Who was that man on the phone and why was he so angry?
That question had been on my mind off and on since November, when an angry-sounding caller left a voicemail for me. I had no idea what he was so riled up about, or why he thought I was the right person to yell at.
The reason for my confusion was that the man was shouting in a foreign language. To my monolinguistic ears, it sounded vaguely Arabic, or possibly eastern European. I played it for a few others in our newsroom. Several hazarded guesses, none of which proved correct.
I saved the message in my voicemail archive and forgot about it, except when I received periodic warnings that it was about to expire. Perhaps because I hoped to eventually decipher it, I saved it again each time rather than let it vanish into the telephonic ether.
The mystery was solved for me this week when the Miami Herald reported that the Federal Communications Commission was investigating a series of “robo-calls” to U.S. residents from a Haitian presidential candidate, Michel “Sweet Mickey” Martelly.

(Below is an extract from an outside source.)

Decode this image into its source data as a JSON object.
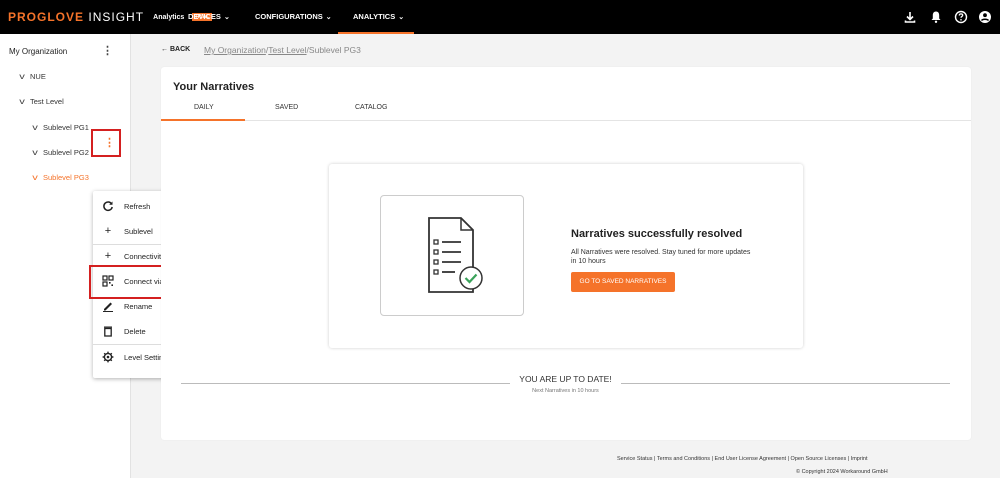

It seems Martelly, a Haitian pop music icon turned politician, wasn’t incensed so much as trying to motivate voters to cast their ballots for him in Haiti's Nov. 28 presidential election, postponed from February by the massive earthquake that rocked his homeland. And the language he was exhorting them in was Creole.

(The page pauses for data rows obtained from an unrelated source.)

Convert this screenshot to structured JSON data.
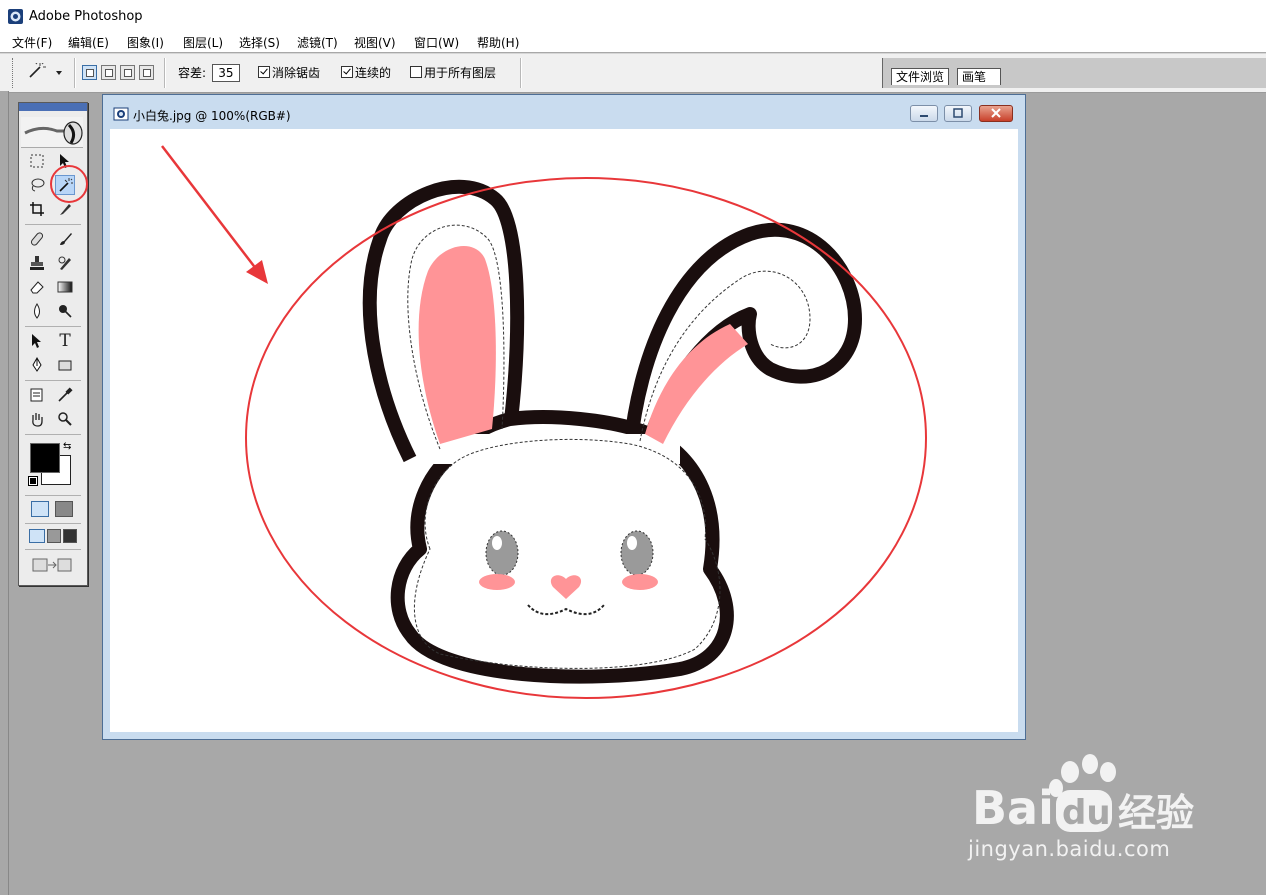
{
  "app": {
    "title": "Adobe Photoshop"
  },
  "menu": [
    "文件(F)",
    "编辑(E)",
    "图象(I)",
    "图层(L)",
    "选择(S)",
    "滤镜(T)",
    "视图(V)",
    "窗口(W)",
    "帮助(H)"
  ],
  "options": {
    "tolerance_label": "容差:",
    "tolerance_value": "35",
    "antialias_label": "消除锯齿",
    "antialias_checked": true,
    "contiguous_label": "连续的",
    "contiguous_checked": true,
    "all_layers_label": "用于所有图层",
    "all_layers_checked": false
  },
  "palette_well": {
    "tabs": [
      "文件浏览",
      "画笔"
    ]
  },
  "toolbox": {
    "tools": [
      "rectangular-marquee",
      "move",
      "lasso",
      "magic-wand",
      "crop",
      "slice",
      "healing-brush",
      "brush",
      "clone-stamp",
      "history-brush",
      "eraser",
      "gradient",
      "blur",
      "dodge",
      "path-selection",
      "type",
      "pen",
      "shape",
      "notes",
      "eyedropper",
      "hand",
      "zoom"
    ],
    "active_tool": "magic-wand",
    "foreground_color": "#000000",
    "background_color": "#ffffff"
  },
  "document": {
    "title": "小白兔.jpg @ 100%(RGB#)",
    "zoom": "100%",
    "mode": "RGB"
  },
  "colors": {
    "annotation_red": "#e8373a",
    "ear_pink": "#ff9497",
    "outline": "#1a0e0e"
  },
  "watermark": {
    "brand": "Bai du 经验",
    "url": "jingyan.baidu.com"
  }
}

Even if I had been able to understand him, his message would have been perplexing to anyone not intimately familiar with Haitian politics: “Don't forget! Vote Martelly, No. 8! The bald head, the bull!" he said, as translated for msnbc.com by a Haitian Creole speaker.
It turns out I wasn’t the only person who thought Martelly was mad.
After Army personnel at Fort Bragg, N.C., received several calls in a short period of time, several buildings on the base were evacuated while security sweeps were conducted “out of prudence,” said base spokesman Ben Abel.
“We started getting some calls, and it was incomprehensible to somebody who didn’t have any language experience,” he said. “We recorded some of the voicemail, and our criminal investigation command came in and did their analysis and determined what it was after a while.”
“In two to three hours we determined that it was a non-threatening incident and closed our investigation,” said Chris Grey, a spokesman for Army Criminal Investigations.
The Army wasn’t the only recipient alarmed by the calls.
The Whocallsme website features a long list of comments from people who received the calls, some of whom apparently ran into translation difficulties.
“My fiance got it translated and it is very disturbing,” said one poster identified as Nala. “... Turns out people started a rumor there that America created the earthquake to kill them and get there (sic) oil and that on the medical ships they were experimenting on Haitians like the Nazi did on Jews. ... So these people are calling leaving personalized voodoo curses. ... Mine used my middle name and wished death upon me.”
While Martelly’s aims were far more mundane, why was his campaign calling people in the United States in the first place?
Martelly campaign spokesman Damian Merlo said the aim of the "awareness calls" was to encourage Haitian-Americans in the U.S. to call their relatives in Haiti and urge them to vote for Martelly. But he said the telemarketing company the campaign hired, which he declined to identify, apparently purchased a phone number database that “includes the numbers of all people who have called Haiti in the past” — and because of Haiti's devastating quake on Jan. 12, 2010, that it included many relief workers, members of the military and journalists.
Merlo said the campaign was no longer making “robo-calls” to the U.S., though residents in Haiti say they are being heavily used there in advance of the March 20 runoff pitting Martelly against Mirlande Manigat, a former first lady and college administrator who was the top vote getter on Nov. 28.
An FCC spokeswoman would not confirm that the agency was investigating whether Martelly’s campaign violated the Do Not Call registry, citing agency policy.
But the spokeswoman conceded that Martelly might have a loophole, as the law passed by Congress in 2003 exempted political solicitations.
“I hadn’t thought of that,” she said.